Angiotensin II regulation of tyrosine hydroxylase gene expression in the neuronal cultures of normotensive and spontaneously hypertensive rats.

In the present study we investigated the regulation of tyrosine hydroxylase (TH) by angiotensin II (Ang II) in an attempt to provide cellular and molecular evidence that this hormone has increased neuromodulatory actions in the spontaneously hypertensive (SH) rat brain. Neuronal cells in primary culture from the hypothalamus-brain stem of both normotensive [Wistar-Kyoto (WKY)] and SH rats have been used. These cultures mimic in vivo situations. Ang II caused a time-dependent increase in TH activity in WKY rat brain neurons. A maximal increase of 2.5-fold was observed with 100 nM Ang II in an actinomycin- and cycloheximide-dependent process. In addition, Ang II caused a parallel increase in TH messenger RNA (mRNA) levels, with a maximal stimulation of 5-fold in 4 h by 100 nM Ang II in WKY rat brain neurons. The stimulation of TH mRNA was mediated by the AT1 receptor subtype, resulted from an increase in its transcription, and involved activation of phospholipase C and protein kinase C. Antisense oligonucleotide for c-fos attenuated Ang II stimulation of TH mRNA in a time- and dose-dependent fashion, indicating an involvement of c-fos as a putative third messenger in Ang II stimulation of TH. Ang II also caused stimulation of TH activity and its mRNA levels in neuronal cultures of SH rat brain by a mechanism similar to that observed for neuronal cultures of WKY rat brain, involving AT1 receptors, protein kinase C, and c-fos.

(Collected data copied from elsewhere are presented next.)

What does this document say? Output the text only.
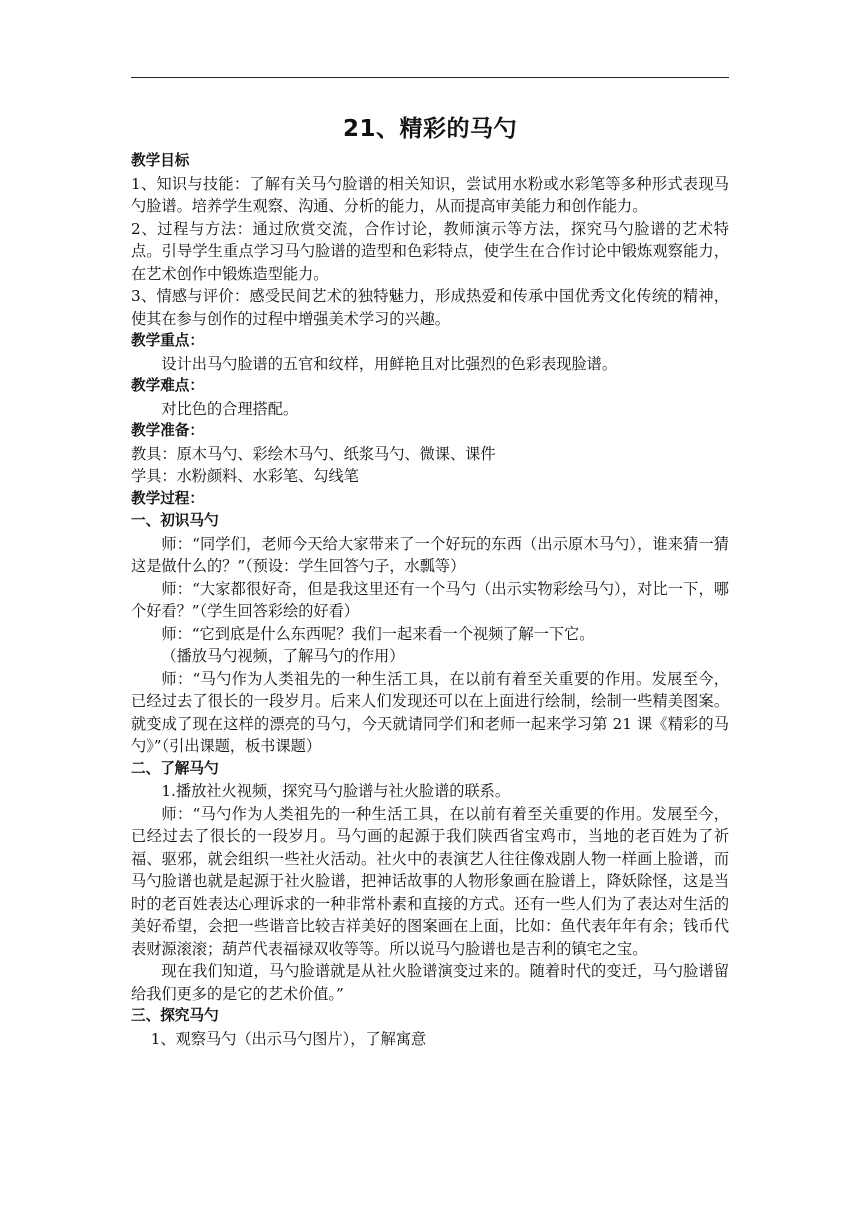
21、精彩的马勺

教学目标

1、知识与技能：了解有关马勺脸谱的相关知识，尝试用水粉或水彩笔等多种形式表现马勺脸谱。培养学生观察、沟通、分析的能力，从而提高审美能力和创作能力。

2、过程与方法：通过欣赏交流，合作讨论，教师演示等方法，探究马勺脸谱的艺术特点。引导学生重点学习马勺脸谱的造型和色彩特点，使学生在合作讨论中锻炼观察能力，在艺术创作中锻炼造型能力。

3、情感与评价：感受民间艺术的独特魅力，形成热爱和传承中国优秀文化传统的精神，使其在参与创作的过程中增强美术学习的兴趣。

教学重点：

设计出马勺脸谱的五官和纹样，用鲜艳且对比强烈的色彩表现脸谱。

教学难点：

对比色的合理搭配。

教学准备：

教具：原木马勺、彩绘木马勺、纸浆马勺、微课、课件

学具：水粉颜料、水彩笔、勾线笔

教学过程：

一、初识马勺

师：“同学们，老师今天给大家带来了一个好玩的东西（出示原木马勺），谁来猜一猜这是做什么的？”（预设：学生回答勺子，水瓢等）

师：“大家都很好奇，但是我这里还有一个马勺（出示实物彩绘马勺），对比一下，哪个好看？”（学生回答彩绘的好看）

师：“它到底是什么东西呢？我们一起来看一个视频了解一下它。

（播放马勺视频，了解马勺的作用）

师：“马勺作为人类祖先的一种生活工具，在以前有着至关重要的作用。发展至今，已经过去了很长的一段岁月。后来人们发现还可以在上面进行绘制，绘制一些精美图案。就变成了现在这样的漂亮的马勺，今天就请同学们和老师一起来学习第 21 课《精彩的马勺》”（引出课题，板书课题）

二、了解马勺

1.播放社火视频，探究马勺脸谱与社火脸谱的联系。

师：“马勺作为人类祖先的一种生活工具，在以前有着至关重要的作用。发展至今，已经过去了很长的一段岁月。马勺画的起源于我们陕西省宝鸡市，当地的老百姓为了祈福、驱邪，就会组织一些社火活动。社火中的表演艺人往往像戏剧人物一样画上脸谱，而马勺脸谱也就是起源于社火脸谱，把神话故事的人物形象画在脸谱上，降妖除怪，这是当时的老百姓表达心理诉求的一种非常朴素和直接的方式。还有一些人们为了表达对生活的美好希望，会把一些谐音比较吉祥美好的图案画在上面，比如：鱼代表年年有余；钱币代表财源滚滚；葫芦代表福禄双收等等。所以说马勺脸谱也是吉利的镇宅之宝。

现在我们知道，马勺脸谱就是从社火脸谱演变过来的。随着时代的变迁，马勺脸谱留给我们更多的是它的艺术价值。”

三、探究马勺

1、观察马勺（出示马勺图片），了解寓意
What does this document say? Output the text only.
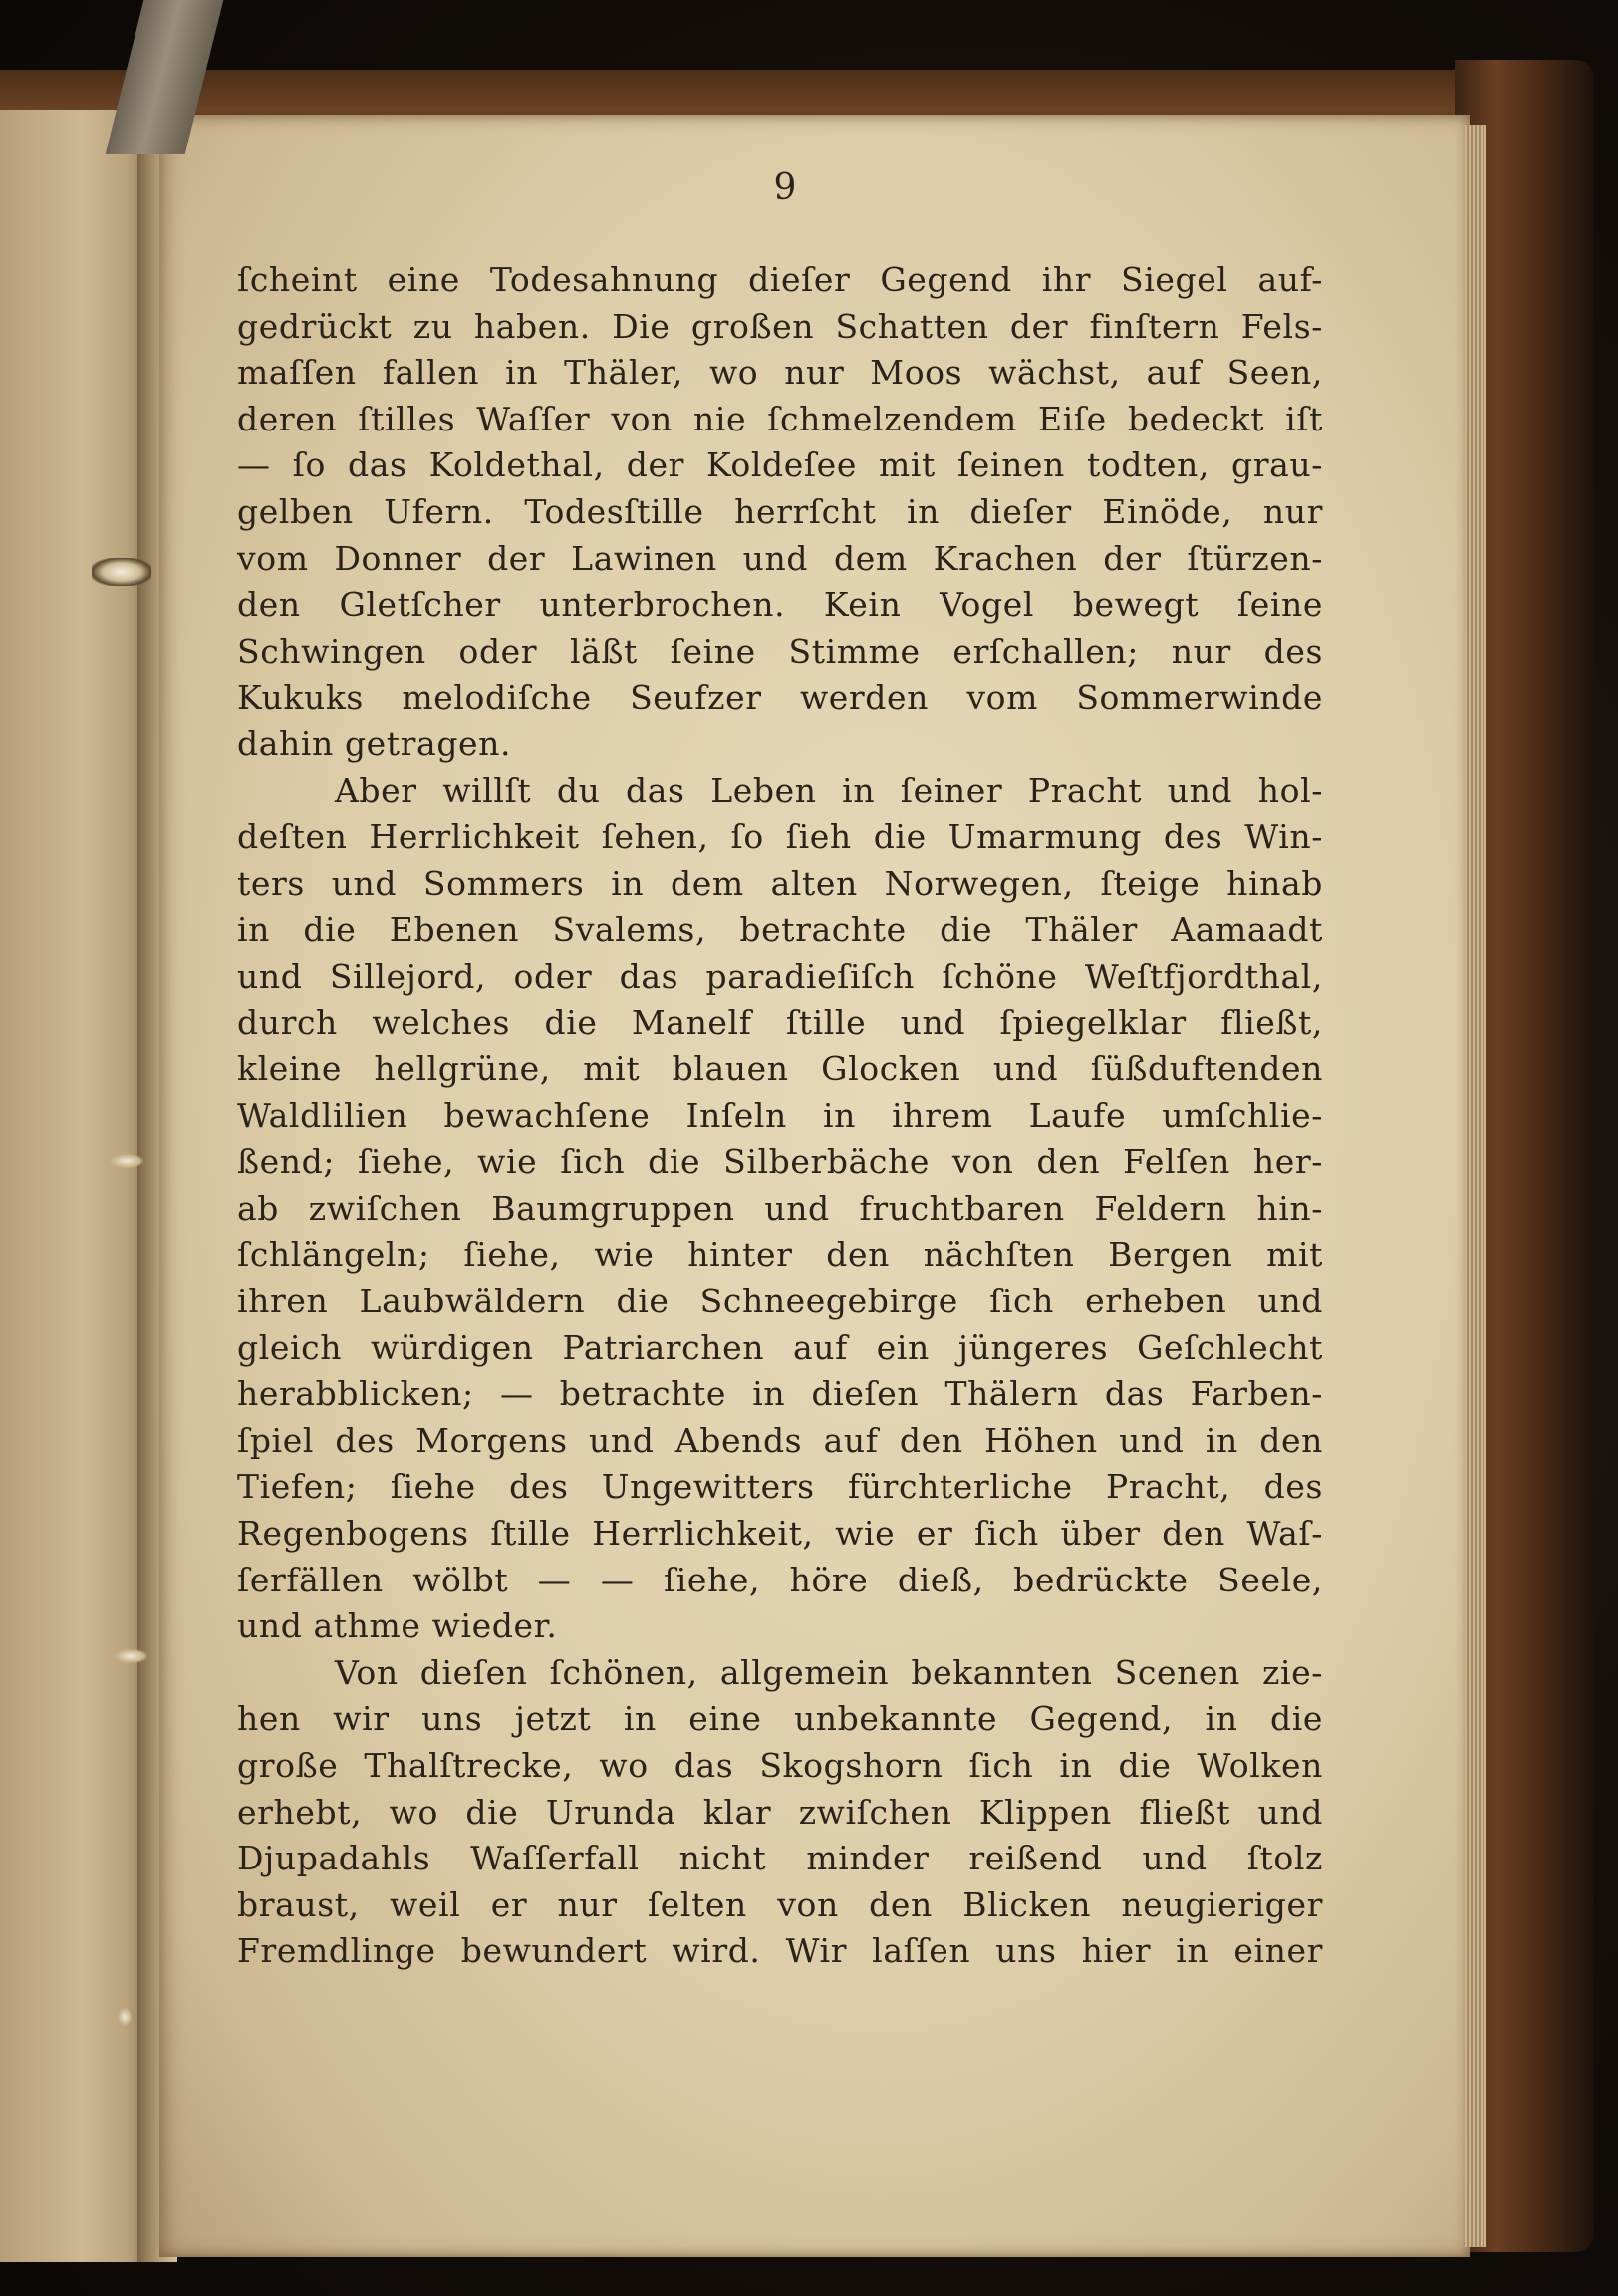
9
ſcheint eine Todesahnung dieſer Gegend ihr Siegel auf-
gedrückt zu haben. Die großen Schatten der finſtern Fels-
maſſen fallen in Thäler, wo nur Moos wächst, auf Seen,
deren ſtilles Waſſer von nie ſchmelzendem Eiſe bedeckt iſt
— ſo das Koldethal, der Koldeſee mit ſeinen todten, grau-
gelben Ufern. Todesſtille herrſcht in dieſer Einöde, nur
vom Donner der Lawinen und dem Krachen der ſtürzen-
den Gletſcher unterbrochen. Kein Vogel bewegt ſeine
Schwingen oder läßt ſeine Stimme erſchallen; nur des
Kukuks melodiſche Seufzer werden vom Sommerwinde
dahin getragen.
Aber willſt du das Leben in ſeiner Pracht und hol-
deſten Herrlichkeit ſehen, ſo ſieh die Umarmung des Win-
ters und Sommers in dem alten Norwegen, ſteige hinab
in die Ebenen Svalems, betrachte die Thäler Aamaadt
und Sillejord, oder das paradieſiſch ſchöne Weſtfjordthal,
durch welches die Manelf ſtille und ſpiegelklar fließt,
kleine hellgrüne, mit blauen Glocken und ſüßduftenden
Waldlilien bewachſene Inſeln in ihrem Laufe umſchlie-
ßend; ſiehe, wie ſich die Silberbäche von den Felſen her-
ab zwiſchen Baumgruppen und fruchtbaren Feldern hin-
ſchlängeln; ſiehe, wie hinter den nächſten Bergen mit
ihren Laubwäldern die Schneegebirge ſich erheben und
gleich würdigen Patriarchen auf ein jüngeres Geſchlecht
herabblicken; — betrachte in dieſen Thälern das Farben-
ſpiel des Morgens und Abends auf den Höhen und in den
Tiefen; ſiehe des Ungewitters fürchterliche Pracht, des
Regenbogens ſtille Herrlichkeit, wie er ſich über den Waſ-
ſerfällen wölbt — — ſiehe, höre dieß, bedrückte Seele,
und athme wieder.
Von dieſen ſchönen, allgemein bekannten Scenen zie-
hen wir uns jetzt in eine unbekannte Gegend, in die
große Thalſtrecke, wo das Skogshorn ſich in die Wolken
erhebt, wo die Urunda klar zwiſchen Klippen fließt und
Djupadahls Waſſerfall nicht minder reißend und ſtolz
braust, weil er nur ſelten von den Blicken neugieriger
Fremdlinge bewundert wird. Wir laſſen uns hier in einer
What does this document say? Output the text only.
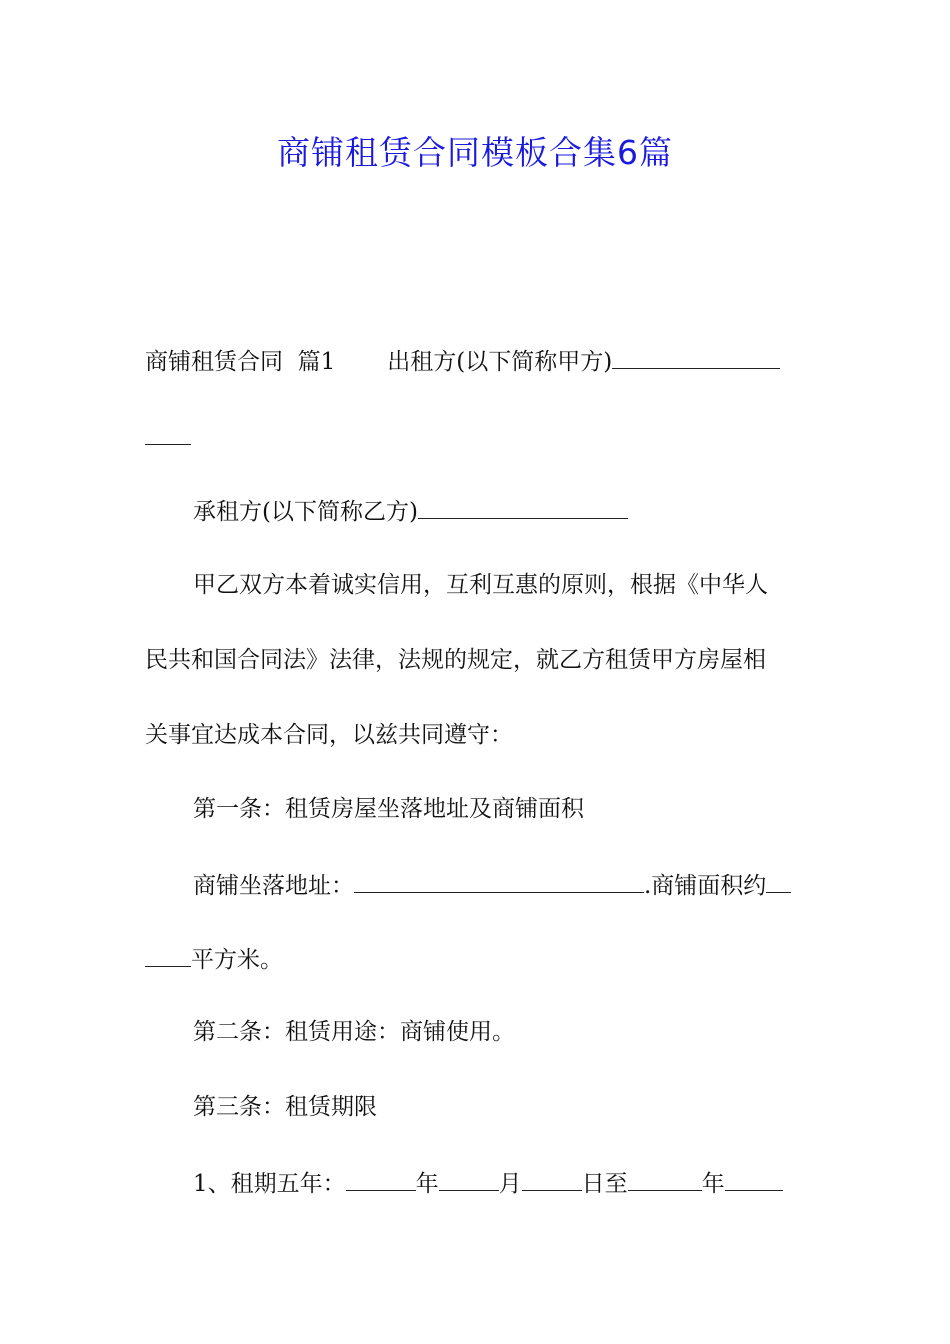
商铺租赁合同模板合集6篇
商铺租赁合同  篇1 出租方(以下简称甲方)
承租方(以下简称乙方)
甲乙双方本着诚实信用，互利互惠的原则，根据《中华人
民共和国合同法》法律，法规的规定，就乙方租赁甲方房屋相
关事宜达成本合同，以兹共同遵守：
第一条：租赁房屋坐落地址及商铺面积
商铺坐落地址：	.商铺面积约
平方米。
第二条：租赁用途：商铺使用。
第三条：租赁期限
1、租期五年：	年	月	日至	年
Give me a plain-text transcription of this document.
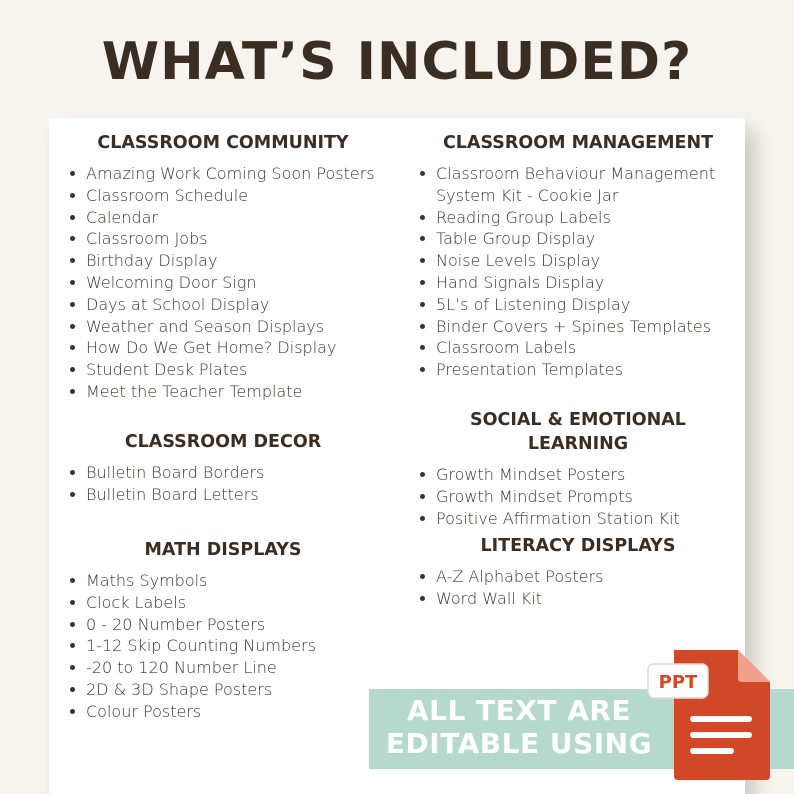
WHAT’S INCLUDED?
CLASSROOM COMMUNITY
Amazing Work Coming Soon Posters
Classroom Schedule
Calendar
Classroom Jobs
Birthday Display
Welcoming Door Sign
Days at School Display
Weather and Season Displays
How Do We Get Home? Display
Student Desk Plates
Meet the Teacher Template
CLASSROOM DECOR
Bulletin Board Borders
Bulletin Board Letters
MATH DISPLAYS
Maths Symbols
Clock Labels
0 - 20 Number Posters
1-12 Skip Counting Numbers
-20 to 120 Number Line
2D & 3D Shape Posters
Colour Posters
CLASSROOM MANAGEMENT
Classroom Behaviour Management System Kit - Cookie Jar
Reading Group Labels
Table Group Display
Noise Levels Display
Hand Signals Display
5L’s of Listening Display
Binder Covers + Spines Templates
Classroom Labels
Presentation Templates
SOCIAL & EMOTIONAL LEARNING
Growth Mindset Posters
Growth Mindset Prompts
Positive Affirmation Station Kit
LITERACY DISPLAYS
A-Z Alphabet Posters
Word Wall Kit
ALL TEXT ARE
EDITABLE USING
PPT
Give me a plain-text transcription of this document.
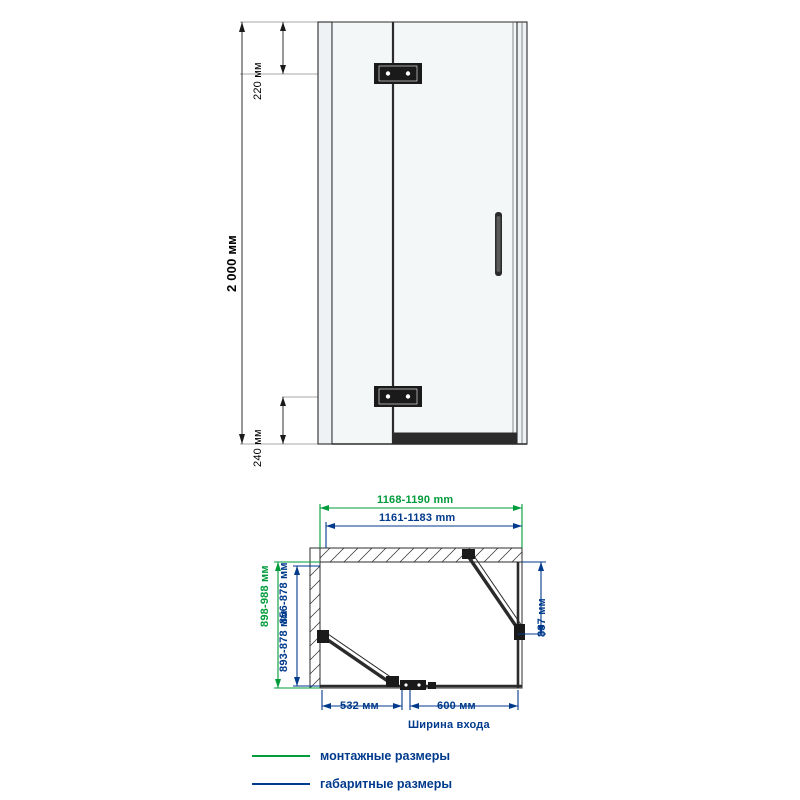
220 мм
2 000 мм
240 мм
1168-1190 mm
1161-1183 mm
898-988 мм
893-878 мм
856-878 мм	837 мм
532 мм	600 мм
Ширина входа
монтажные размеры
габаритные размеры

However, the stimulation of TH activity and that of TH mRNA were approximately 30% and 80% higher, respectively, in the SH rat brain neurons than those in the WKY rat brain neurons. In vivo experiments have been carried out to validate the elevated response of TH gene expression to Ang II in SH rat brain neuronal cultures. Ang II stimulated both TH activity and TH mRNA levels in the hypothalami and brain stems of adult WKY and SH rats. The level of stimulation in the brain of the SH rat was significantly higher than that in the WKY rat. These observations are consistent with an increase in AT1, receptor gene expression and suggest that increased TH gene expression could be the cellular/molecular basis for the greater neuromodulatory action of Ang II in the SH rat brain.